Brief or tenuous connection between worlds can be disorienting and radical thinning of the veil can be especially difficult, for most of us have trouble enough with the problems of a single level. There are many cautionary stories about magicians who evoke energies they are not yet ready to handle, a theme applicable to meditation practices. There are natural and forced developments that thin the veil between worlds, of which meditation is often cited. There are dangers associated with the premature development of anything, and this is especially true of psychic and spiritual experiences. If a strong energy is poured suddenly, prematurely, and persistently into an unready personality, then we may have a rending of the veil between worlds, with chaotic or pathological effects.

Awakening energies often proves confusing, and in seeking to understand them, a meditator may adopt one of the many schools of metaphysics or seek some teacher or guru to guide them.
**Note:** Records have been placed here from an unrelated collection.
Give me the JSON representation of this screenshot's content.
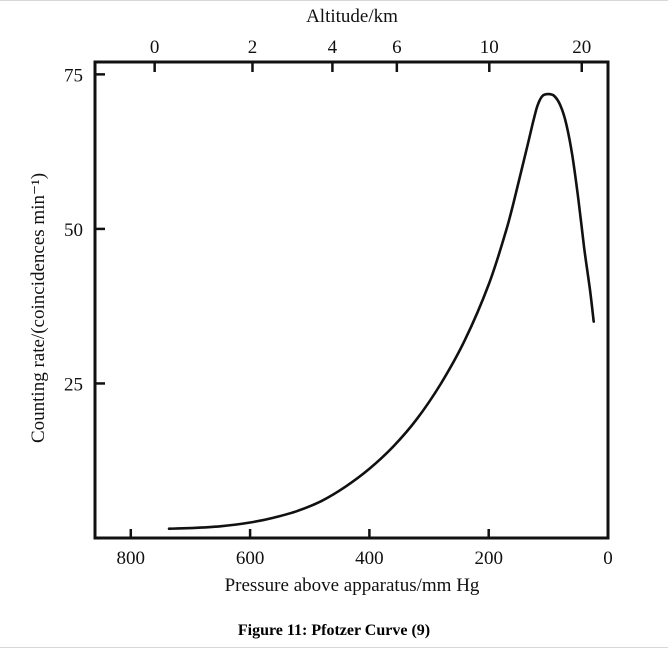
{
  "figure_caption": "Figure 11: Pfotzer Curve (9)",
  "chart_data": {
    "type": "line",
    "title": "",
    "xlabel": "Pressure above apparatus/mm Hg",
    "ylabel": "Counting rate/(coincidences min⁻¹)",
    "top_axis_label": "Altitude/km",
    "xlim": [
      860,
      0
    ],
    "ylim": [
      0,
      77
    ],
    "x_ticks": [
      800,
      600,
      400,
      200,
      0
    ],
    "x_tick_labels": [
      "800",
      "600",
      "400",
      "200",
      "0"
    ],
    "y_ticks": [
      25,
      50,
      75
    ],
    "y_tick_labels": [
      "25",
      "50",
      "75"
    ],
    "top_ticks_pressure": [
      760,
      596,
      462,
      354,
      199,
      44
    ],
    "top_tick_labels": [
      "0",
      "2",
      "4",
      "6",
      "10",
      "20"
    ],
    "grid": false,
    "series": [
      {
        "name": "Pfotzer curve",
        "x": [
          736,
          700,
          650,
          600,
          560,
          520,
          480,
          440,
          400,
          360,
          320,
          280,
          240,
          200,
          170,
          150,
          135,
          125,
          118,
          110,
          100,
          90,
          80,
          70,
          60,
          50,
          40,
          30,
          24
        ],
        "y": [
          1.5,
          1.6,
          1.9,
          2.5,
          3.3,
          4.4,
          6.0,
          8.3,
          11.2,
          14.8,
          19.3,
          25.0,
          32.0,
          41.0,
          50.0,
          57.5,
          63.5,
          67.5,
          70.0,
          71.5,
          71.8,
          71.5,
          70.0,
          67.0,
          62.0,
          55.0,
          47.0,
          40.0,
          35.0
        ]
      }
    ]
  }
}
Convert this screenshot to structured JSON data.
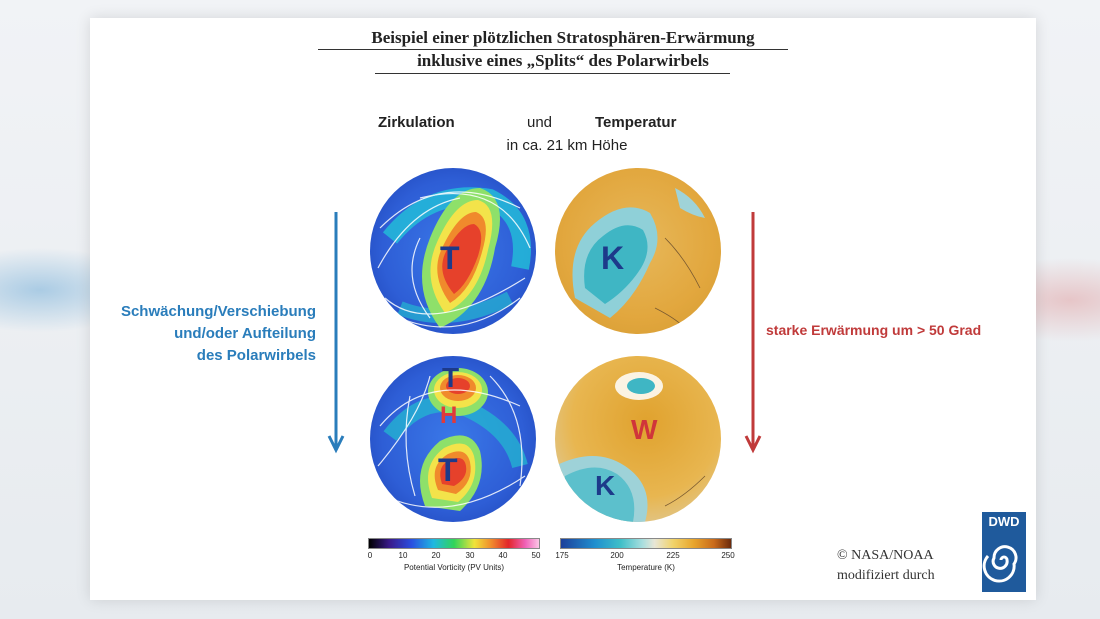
{
  "title": {
    "line1": "Beispiel einer plötzlichen Stratosphären-Erwärmung",
    "line2": "inklusive eines „Splits“ des Polarwirbels"
  },
  "header": {
    "zirkulation": "Zirkulation",
    "und": "und",
    "temperatur": "Temperatur",
    "subtitle": "in ca. 21 km Höhe"
  },
  "left_caption": {
    "line1": "Schwächung/Verschiebung",
    "line2": "und/oder Aufteilung",
    "line3": "des Polarwirbels"
  },
  "right_caption": "starke Erwärmung um > 50 Grad",
  "globes": {
    "top_left": {
      "letters": [
        "T"
      ]
    },
    "top_right": {
      "letters": [
        "K"
      ]
    },
    "bottom_left": {
      "letters": [
        "T",
        "H",
        "T"
      ]
    },
    "bottom_right": {
      "letters": [
        "W",
        "K"
      ]
    }
  },
  "colorbars": {
    "pv": {
      "label": "Potential Vorticity (PV Units)",
      "ticks": [
        "0",
        "10",
        "20",
        "30",
        "40",
        "50"
      ]
    },
    "temp": {
      "label": "Temperature (K)",
      "ticks": [
        "175",
        "200",
        "225",
        "250"
      ]
    }
  },
  "credit": {
    "line1": "© NASA/NOAA",
    "line2": "modifiziert durch"
  },
  "logo": {
    "text": "DWD"
  },
  "colors": {
    "blue_accent": "#2a7dbb",
    "red_accent": "#c03a3a",
    "logo_bg": "#1f5a9c"
  }
}
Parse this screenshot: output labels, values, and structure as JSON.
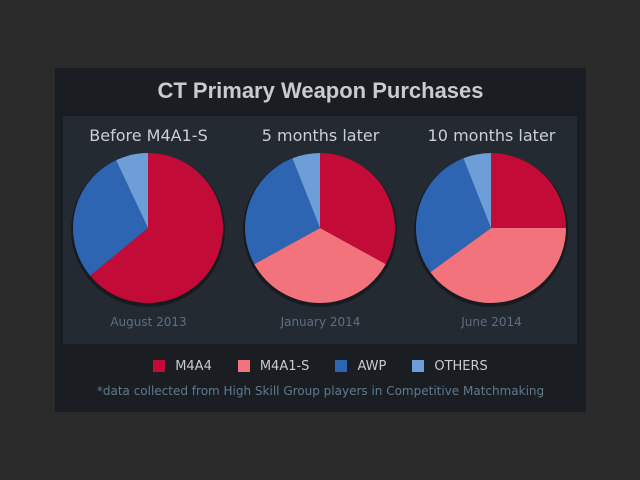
{
  "colors": {
    "background": "#2b2b2b",
    "card": "#1a1e23",
    "inner_panel": "#242a31",
    "m4a4": "#c20b36",
    "m4a1s": "#f2737b",
    "awp": "#2e65b3",
    "others": "#6e9ed8"
  },
  "header": {
    "title": "CT Primary Weapon Purchases"
  },
  "legend": [
    {
      "label": "M4A4",
      "color": "#c20b36"
    },
    {
      "label": "M4A1-S",
      "color": "#f2737b"
    },
    {
      "label": "AWP",
      "color": "#2e65b3"
    },
    {
      "label": "OTHERS",
      "color": "#6e9ed8"
    }
  ],
  "footnote": "*data collected from High Skill Group players in Competitive Matchmaking",
  "chart_data": [
    {
      "type": "pie",
      "title": "Before M4A1-S",
      "caption": "August 2013",
      "labels": [
        "M4A4",
        "M4A1-S",
        "AWP",
        "OTHERS"
      ],
      "values": [
        64,
        0,
        29,
        7
      ]
    },
    {
      "type": "pie",
      "title": "5 months later",
      "caption": "January 2014",
      "labels": [
        "M4A4",
        "M4A1-S",
        "AWP",
        "OTHERS"
      ],
      "values": [
        33,
        34,
        27,
        6
      ]
    },
    {
      "type": "pie",
      "title": "10 months later",
      "caption": "June 2014",
      "labels": [
        "M4A4",
        "M4A1-S",
        "AWP",
        "OTHERS"
      ],
      "values": [
        25,
        40,
        29,
        6
      ]
    }
  ]
}
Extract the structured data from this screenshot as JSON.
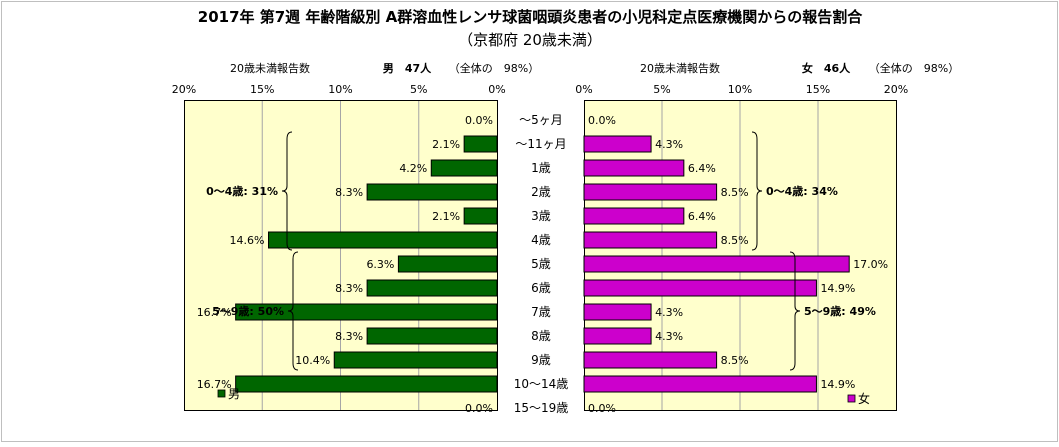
{
  "chart_data": {
    "type": "bar",
    "orientation": "horizontal",
    "layout": "population-pyramid",
    "title": "2017年 第7週 年齢階級別 A群溶血性レンサ球菌咽頭炎患者の小児科定点医療機関からの報告割合",
    "subtitle": "（京都府 20歳未満）",
    "categories": [
      "～5ヶ月",
      "～11ヶ月",
      "1歳",
      "2歳",
      "3歳",
      "4歳",
      "5歳",
      "6歳",
      "7歳",
      "8歳",
      "9歳",
      "10～14歳",
      "15～19歳"
    ],
    "xlim": [
      0,
      20
    ],
    "x_ticks": [
      "0%",
      "5%",
      "10%",
      "15%",
      "20%"
    ],
    "x_ticks_left": [
      "20%",
      "15%",
      "10%",
      "5%",
      "0%"
    ],
    "grid": "vertical",
    "series": [
      {
        "name": "男",
        "side": "left",
        "color": "#006600",
        "axis_caption": "20歳未満報告数",
        "total_label": "男　47人",
        "total_note": "（全体の　98%）",
        "values": [
          0.0,
          2.1,
          4.2,
          8.3,
          2.1,
          14.6,
          6.3,
          8.3,
          16.7,
          8.3,
          10.4,
          16.7,
          0.0
        ],
        "data_labels": [
          "0.0%",
          "2.1%",
          "4.2%",
          "8.3%",
          "2.1%",
          "14.6%",
          "6.3%",
          "8.3%",
          "16.7%",
          "8.3%",
          "10.4%",
          "16.7%",
          "0.0%"
        ],
        "legend": "男",
        "groups": [
          {
            "label": "0～4歳: 31%",
            "from": 1,
            "to": 5
          },
          {
            "label": "5～9歳: 50%",
            "from": 6,
            "to": 10
          }
        ]
      },
      {
        "name": "女",
        "side": "right",
        "color": "#cc00cc",
        "axis_caption": "20歳未満報告数",
        "total_label": "女　46人",
        "total_note": "（全体の　98%）",
        "values": [
          0.0,
          4.3,
          6.4,
          8.5,
          6.4,
          8.5,
          17.0,
          14.9,
          4.3,
          4.3,
          8.5,
          14.9,
          0.0
        ],
        "data_labels": [
          "0.0%",
          "4.3%",
          "6.4%",
          "8.5%",
          "6.4%",
          "8.5%",
          "17.0%",
          "14.9%",
          "4.3%",
          "4.3%",
          "8.5%",
          "14.9%",
          "0.0%"
        ],
        "legend": "女",
        "groups": [
          {
            "label": "0～4歳: 34%",
            "from": 1,
            "to": 5
          },
          {
            "label": "5～9歳: 49%",
            "from": 6,
            "to": 10
          }
        ]
      }
    ],
    "colors": {
      "male_bar": "#006600",
      "female_bar": "#cc00cc",
      "plot_background": "#ffffcc",
      "grid": "#a6a6a6"
    }
  }
}
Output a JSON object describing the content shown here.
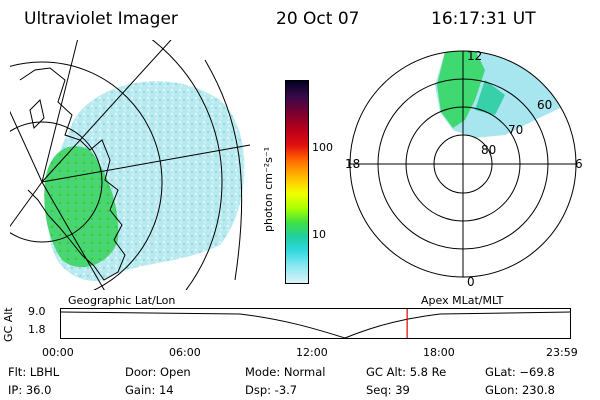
{
  "header": {
    "title": "Ultraviolet Imager",
    "date": "20 Oct 07",
    "time": "16:17:31 UT"
  },
  "colorbar": {
    "unit": "photon cm⁻²s⁻¹",
    "ticks": [
      "100",
      "10"
    ],
    "colors": [
      "#000022",
      "#3a0a4a",
      "#7a0030",
      "#b8001a",
      "#e01010",
      "#ff5a00",
      "#ff9a00",
      "#ffd000",
      "#f0ff00",
      "#a8ff00",
      "#40e040",
      "#20d0a0",
      "#30d8e0",
      "#90e8f0",
      "#d8f4f8"
    ]
  },
  "polar_plot": {
    "labels": {
      "top": "12",
      "left": "18",
      "right": "6",
      "bottom": "0"
    },
    "rings": [
      "80",
      "70",
      "60"
    ]
  },
  "timeline": {
    "left_label": "Geographic Lat/Lon",
    "right_label": "Apex MLat/MLT",
    "axis_title": "GC Alt",
    "y_ticks": [
      "9.0",
      "1.8"
    ],
    "x_ticks": [
      "00:00",
      "06:00",
      "12:00",
      "18:00",
      "23:59"
    ],
    "current_time_fraction": 0.6787,
    "marker_color": "#e00000"
  },
  "info": {
    "filter": "Flt: LBHL",
    "ip": "IP: 36.0",
    "door": "Door: Open",
    "gain": "Gain: 14",
    "mode": "Mode: Normal",
    "dsp": "Dsp:   -3.7",
    "gc_alt": "GC Alt: 5.8 Re",
    "seq": "Seq: 39",
    "glat": "GLat: −69.8",
    "glon": "GLon: 230.8"
  }
}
Unfortunately, the current wave of humanity hasn’t produced many spiritual midwifes who have the knowledge to lead people through such an energy crisis. Nor has it produced large numbers of sane, balanced and healthy souls who are ready for the difficulties of sudden awakenings. Instead, we have many half-right teachers in the world, and sad to say, some will make matters worse rather than better. In some cases crisis is actually precipitated in the first place by dangerous meditation practices taught by a pseudo-guru or drawn from a metaphysical book.

Gopi Krishna, in his book “Kundalini, The Evolutionary Energy in Man.” aptly describes the state of the world in this respect. He writes:

“I consulted other holy men and sought for guidance from many reputed quarters without coming across a single individual who could boldly assert that he actually possessed intimate personal knowledge of the condition and could con­fidently answer my questions. Those who talked with dignified reserve, looking very wise and deep, ultimately turned out to be as wanting in accurate information about the mysterious power rampant in me as those of a more unassuming nature who un­bosomed themselves completely on the very first occasion without in the least pretending to know any more than they really did. And thus in the great country which had given birth to the lofty science of Kundalini thousands of years ago and whose very soil is permeated with its fragrance and whose rich religious lore is full of references to it from cover to cover, I found no one able to help me.”